Dublin have beaten Kerry just twice in the championship since 1934 with both victories squeezed into the back-to-back 1976 and 1977 seasons and they have failed to win one of the nine summer tussles between the counties since the second of those successes.
Not much of a rivalry, all being told, and Lyons has seen enough Kerry performances in the month of September to know they very rarely travel to the capital without their A game.
“I just think Kerry will be awful right on the day and Dublin will need to be awful, awful good. They’ll need a Tyrone-type performance to beat Kerry and maybe a little more because they have the genius up the other end.”
Like the rest of the country, Lyons was more than happy to indulge in the who-will-mark-who debate and, though the individual battles at both ends fascinate, it is Cooper who earned the majority of his attention.
“When Cooper isn’t pulling the trigger himself, he’s pulling the strings and, if you’re talking about Cooper, who’s going to mark him? I mean, I’d pay 500 quid the last day [against Mayo] to watch him. It was just a sublime performance from a GAA player.
“You talk about Messi, he’s our Messi. To think of the goal he got against Mayo. I watched it slowly on the video a few times. It wasn’t even a 20% chance of a goal when that ball broke out on the 14-yard line. Two seconds later it’s in the back of the net. That’s genius.”
Cooper’s class was just as evident when Kerry and Dublin last met in the championship back in 2009. The Dr Crokes forward had the ball in Stephen Cluxton’s net long before that quarter-final was a minute old and added seven points to his tally thereafter.

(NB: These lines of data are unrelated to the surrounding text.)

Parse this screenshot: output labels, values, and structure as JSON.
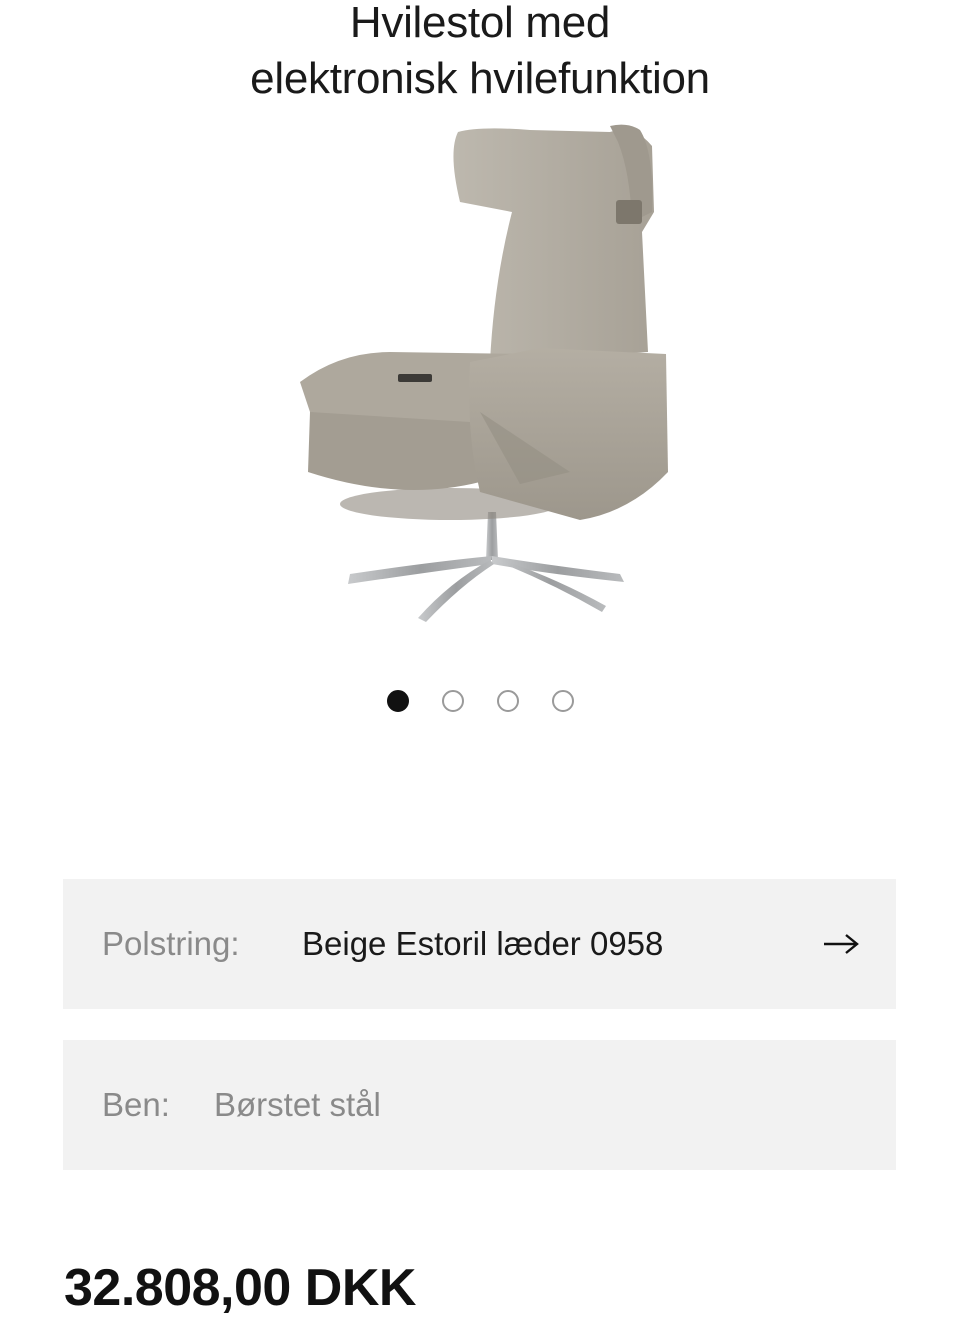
{
  "product": {
    "title_line1": "Hvilestol med",
    "title_line2": "elektronisk hvilefunktion",
    "image_icon": "recliner-chair-image",
    "colors": {
      "upholstery": "#b3ada2",
      "base_metal": "#a9abad"
    }
  },
  "carousel": {
    "total": 4,
    "active_index": 0
  },
  "options": {
    "upholstery": {
      "label": "Polstring:",
      "value": "Beige Estoril læder 0958",
      "icon": "arrow-right-icon"
    },
    "legs": {
      "label": "Ben:",
      "value": "Børstet stål"
    }
  },
  "price": {
    "text": "32.808,00 DKK"
  }
}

Kerry’s ability to kill a contest in double-quick time was on display yet again in this year’s semi-final when they launched a flurry of blows on Mayo after the restart and that capability remains Lyons’ greatest fear.
Stay with Kerry for 55 minutes, however, and he believes Dublin have every chance of going on to claim the honours in a game which he still cannot believe has taken quite so long to materialise.
Had THAT Ray Cosgrove free against Armagh been an inch to the left, Lyons would have managed a Dublin team against Kerry in the All-Ireland final nine years ago and players like Cluxton, Alan Brogan and Bryan Cullen wouldn’t have been kept hanging this long.
Lyons experienced both ends of the hype spectrum as Dublin manager but Pat Gilroy has handled that monster skilfully this last three years — and this last three weeks in particular — and Kerry will not be immune to the unforeseen side-effects of the blue revolution.
“It will be the first time Kerry will be in the stadium in a good while with 82,000 and, when push comes to shove, there’ll be 55,000 Dubs in that stadium the next day. Neutrals will shout for Dublin the next day even if they would shout for anyone else but Dublin normally.
“People understand and accept that the GAA need an All-Ireland in Dublin more than they need one in Kerry at this stage. Dublin have had a great run in all the grades this year but they need a few canisters to put up on the wall to [show they can] deliver.”